Bruce Museum’s Daniel Ksepka Introduces Us to the Biggest Penguin That Ever Lived

By Anne W. Semmes
Dr. Daniel Ksepka is the Bruce Museum’s notable Curator of Science, a paleontologist with a propensity for bringing to light the extraordinary birds that lived on earth millions and millions of years ago. But, of the nearly one dozen extinct bird fossils he has identified perhaps the grandest is the newly discovered supersized penguin, estimated to have stood over five feet tall, weighing in about 340 whopping pounds as it waddled along the New Zealand coastline 60 million years ago.
The story goes, Daniel and his family were on a trip to New Zealand in 2018 and met up with fellow curator and collaborator, Alan Tennyson, at the National Museum of New Zealand Te Papa Tongarewa in the country’s capital of Wellington. The curator shows Daniel the “humongous humerus” bone created from the found fossil by 3-D scans.
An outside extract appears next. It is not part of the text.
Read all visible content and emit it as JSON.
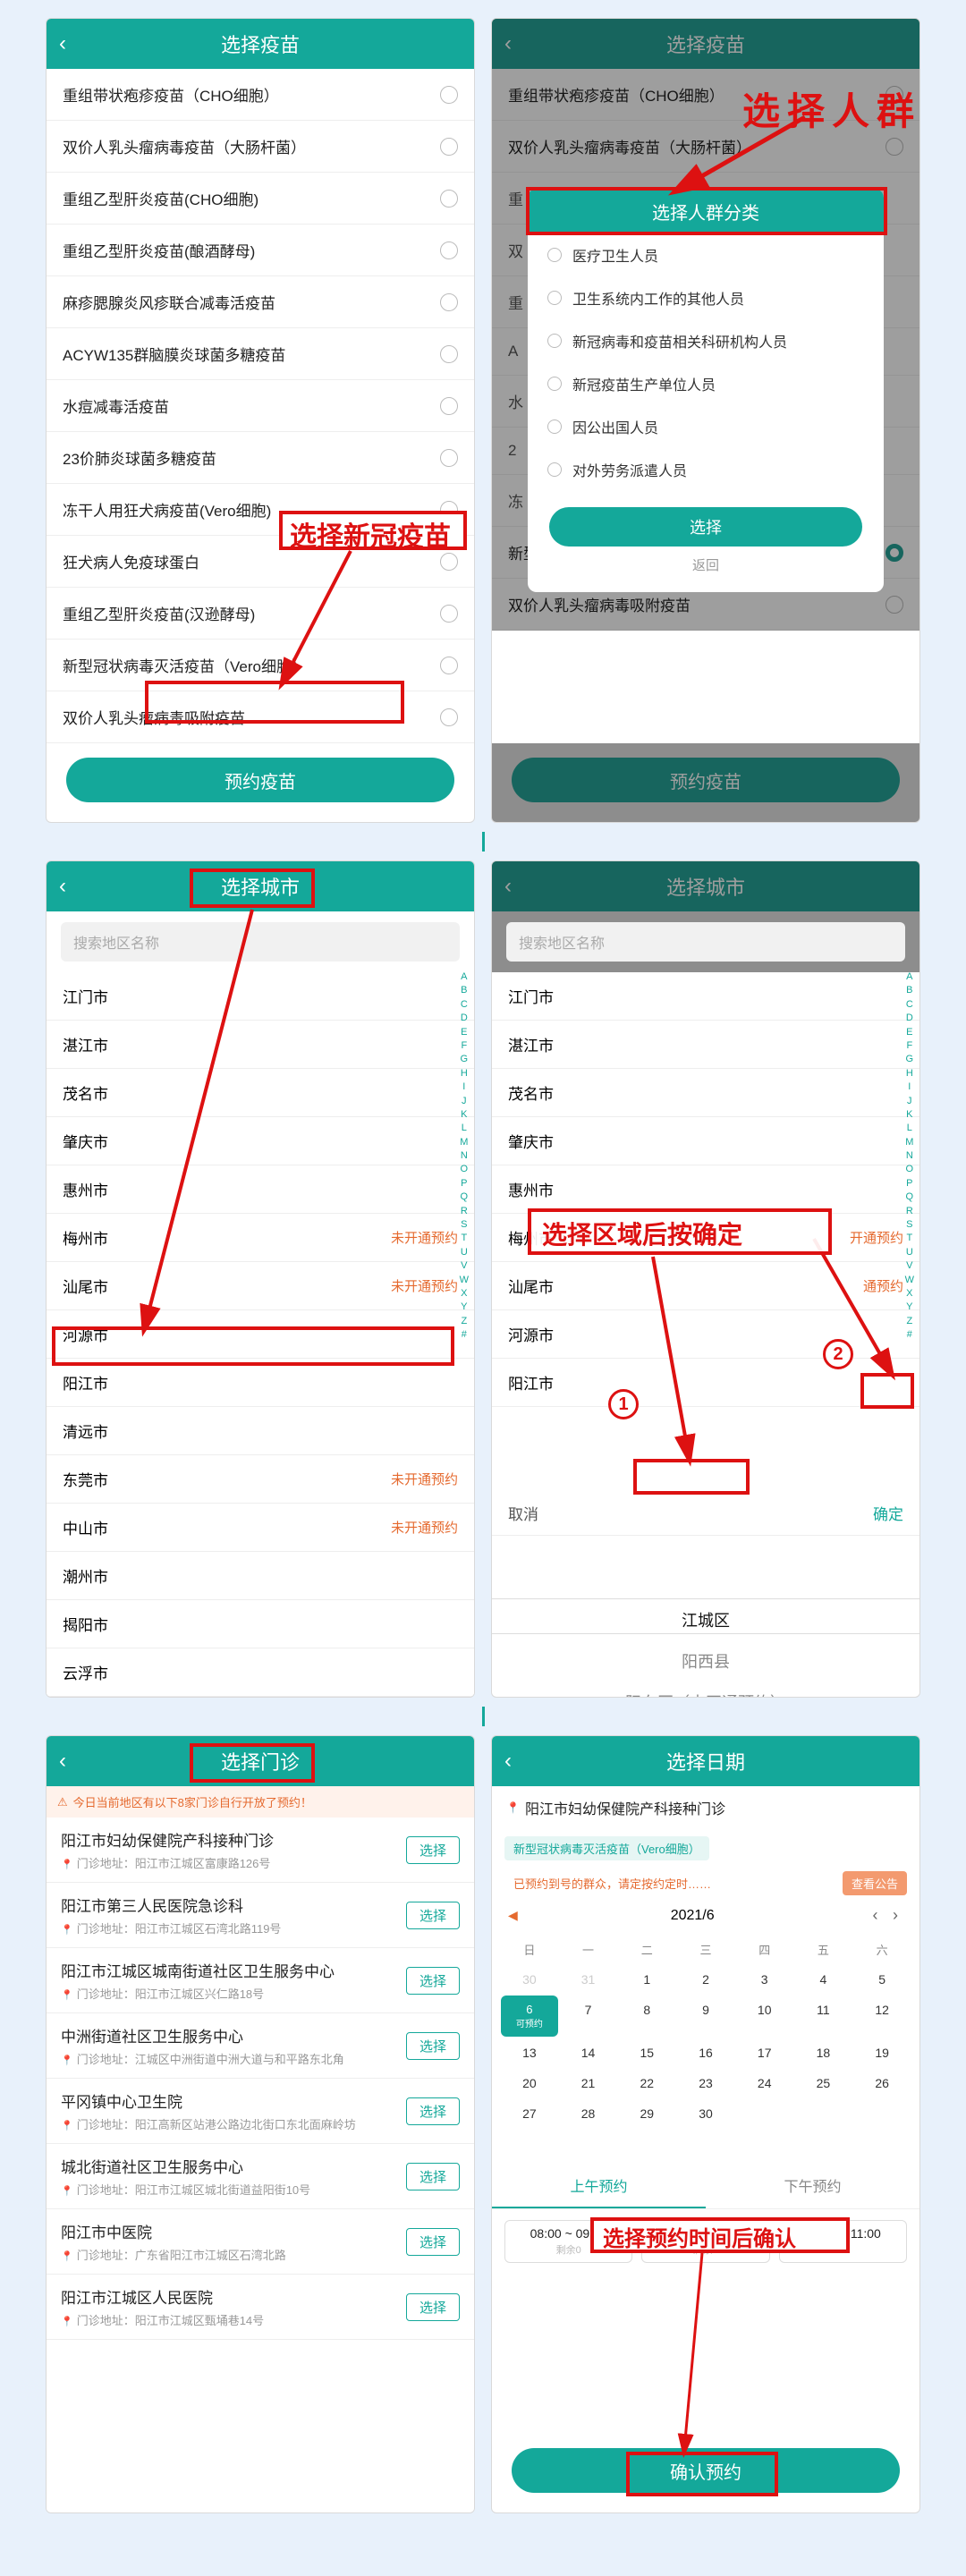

Daniel then makes his way to the country’s South Island where the fossil was found in rocks on a beach. “The place they were found is Otago, the region around the city of Dunedin – a beautiful place for wildlife.”
After Daniel’s South Island visit, he signs on with Tennyson as an author of the new study on the newly named Kumimanu (a mix of Maori words for monster and bird!) penguin and another smaller found penguin fossil, Petradyptes (rock diver) stonehousei.
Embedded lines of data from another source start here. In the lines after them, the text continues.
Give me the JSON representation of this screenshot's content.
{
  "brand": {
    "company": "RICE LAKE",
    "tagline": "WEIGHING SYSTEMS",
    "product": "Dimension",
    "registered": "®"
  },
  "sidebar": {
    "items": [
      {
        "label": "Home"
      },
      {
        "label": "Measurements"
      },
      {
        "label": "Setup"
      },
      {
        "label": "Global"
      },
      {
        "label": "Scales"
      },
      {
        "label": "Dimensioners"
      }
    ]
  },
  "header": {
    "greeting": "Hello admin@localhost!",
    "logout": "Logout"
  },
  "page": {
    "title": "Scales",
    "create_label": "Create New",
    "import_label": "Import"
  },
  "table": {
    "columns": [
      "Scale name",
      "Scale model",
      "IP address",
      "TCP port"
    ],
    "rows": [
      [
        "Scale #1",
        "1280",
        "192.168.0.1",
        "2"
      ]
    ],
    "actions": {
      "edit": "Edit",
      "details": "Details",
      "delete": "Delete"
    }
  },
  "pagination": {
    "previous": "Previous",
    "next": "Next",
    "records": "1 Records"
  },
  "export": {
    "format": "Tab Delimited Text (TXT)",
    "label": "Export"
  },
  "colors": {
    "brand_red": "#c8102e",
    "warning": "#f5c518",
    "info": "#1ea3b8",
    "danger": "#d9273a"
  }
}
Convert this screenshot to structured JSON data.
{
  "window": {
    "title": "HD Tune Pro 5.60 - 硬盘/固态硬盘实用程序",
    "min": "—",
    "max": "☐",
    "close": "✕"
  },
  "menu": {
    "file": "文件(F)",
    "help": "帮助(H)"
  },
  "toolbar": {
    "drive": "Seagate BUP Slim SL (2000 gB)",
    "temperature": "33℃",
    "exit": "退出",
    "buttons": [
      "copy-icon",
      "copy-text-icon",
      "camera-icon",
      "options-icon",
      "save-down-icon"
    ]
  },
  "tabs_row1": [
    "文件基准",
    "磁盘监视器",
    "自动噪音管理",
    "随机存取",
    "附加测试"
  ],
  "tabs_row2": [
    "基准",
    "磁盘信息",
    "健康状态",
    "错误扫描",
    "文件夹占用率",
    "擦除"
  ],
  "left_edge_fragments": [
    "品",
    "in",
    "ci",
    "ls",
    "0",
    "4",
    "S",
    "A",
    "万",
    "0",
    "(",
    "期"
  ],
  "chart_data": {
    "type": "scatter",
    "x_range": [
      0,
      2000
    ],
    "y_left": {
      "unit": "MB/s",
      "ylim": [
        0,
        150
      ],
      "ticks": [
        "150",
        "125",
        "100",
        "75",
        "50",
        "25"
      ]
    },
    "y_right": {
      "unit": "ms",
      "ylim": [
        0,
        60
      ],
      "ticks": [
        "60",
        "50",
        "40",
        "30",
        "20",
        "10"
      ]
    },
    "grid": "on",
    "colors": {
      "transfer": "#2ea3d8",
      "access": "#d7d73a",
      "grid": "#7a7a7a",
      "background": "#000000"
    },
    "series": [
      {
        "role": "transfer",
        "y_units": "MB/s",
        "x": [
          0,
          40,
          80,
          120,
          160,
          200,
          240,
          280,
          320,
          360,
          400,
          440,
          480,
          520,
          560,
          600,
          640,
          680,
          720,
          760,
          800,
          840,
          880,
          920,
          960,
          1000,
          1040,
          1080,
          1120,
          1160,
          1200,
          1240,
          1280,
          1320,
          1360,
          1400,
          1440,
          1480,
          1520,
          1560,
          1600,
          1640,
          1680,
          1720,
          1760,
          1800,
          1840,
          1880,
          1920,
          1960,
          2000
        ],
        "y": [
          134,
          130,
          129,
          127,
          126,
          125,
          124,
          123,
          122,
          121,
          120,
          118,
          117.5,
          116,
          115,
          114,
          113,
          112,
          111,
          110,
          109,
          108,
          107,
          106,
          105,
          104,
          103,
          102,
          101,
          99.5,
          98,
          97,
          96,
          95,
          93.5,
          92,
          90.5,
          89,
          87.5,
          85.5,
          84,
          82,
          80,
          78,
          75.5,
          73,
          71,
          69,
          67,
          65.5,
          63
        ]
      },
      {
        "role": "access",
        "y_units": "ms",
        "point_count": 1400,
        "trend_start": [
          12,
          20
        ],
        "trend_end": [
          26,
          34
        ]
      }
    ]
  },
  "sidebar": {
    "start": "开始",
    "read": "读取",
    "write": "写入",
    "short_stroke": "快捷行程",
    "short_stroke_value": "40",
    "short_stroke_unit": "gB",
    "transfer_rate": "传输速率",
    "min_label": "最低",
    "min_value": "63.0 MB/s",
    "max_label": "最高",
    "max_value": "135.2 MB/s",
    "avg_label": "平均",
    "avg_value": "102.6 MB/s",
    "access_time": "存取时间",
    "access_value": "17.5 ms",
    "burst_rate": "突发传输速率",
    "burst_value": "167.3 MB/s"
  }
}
Both of these newfound species “plied the waters” off New Zealand Daniel has told “during a sweet spot in oceanic history,” after that asteroid impact ended the dinosaur era and “wiped out most marine reptiles” leaving those ancestors of seals and whales still on land.
Also discovered of these penguins is their primitive flippers of the sort like auks and puffins “that fly and dive.” Daniel has described the new species as “adding evidence that prehistoric penguins became huge before they fine-tuned their flippers into paddle-like appendages.” And, he told, “Heavier seabirds are able to dive deeper and longer than their lighter counterparts.”

Other scientists have weighed in on the new giant penguin, believing the Kumimanu is “close to the upper limit of a flightless seabird,” with no expectations that “substantially larger penguins” will ever be found.
Daniel traces his fascination with studying fossil penguins back nearly 20 years. “I did my dissertation on fossil penguins – penguin evolution in the broader sense – in 2007,” he tells. “I had been studying them a couple years earlier in graduate school, and then I never really stopped because I keep finding more of them every year.” He has worked with Alan Tennyson on a crested penguin fossil “that was much younger, more like three million years that was a really fun project.” Then there was “the youngest extinct penguin that actually died out only about 700 years ago…So, the bones were known from basically scrap piles where people were cooking. We were able to get mitochondrial DNA and figure out that it was a new species split off from other crested penguins about roughly a million years ago. So that was really cool.”
“We’re very comfortable working with each other,” Daniel shares of his good friend Alan Tennyson. “It’s funny because you have these relationships with people, but they’re 12,000 miles away, so you see them twice a decade and it’s always nice. Sometimes, he’ll be here in the U.S., sometimes I’ll be there. But yeah, it was great to just have a chance to catch up. And then he was generous inviting me to work on this jumbo thing that he found.”
Postscript: And this journalist also has the fortune to have a “good friend” in her astronomer stepbrother Michael Snowden who lives in Christchurch on the South Island that she sees only rarely. But he has invited me to New Zealand this week to join him on a two-week cruise expedition to see “The Best of New Zealand,” where I will see just where that “monster” penguin waddled on the beach!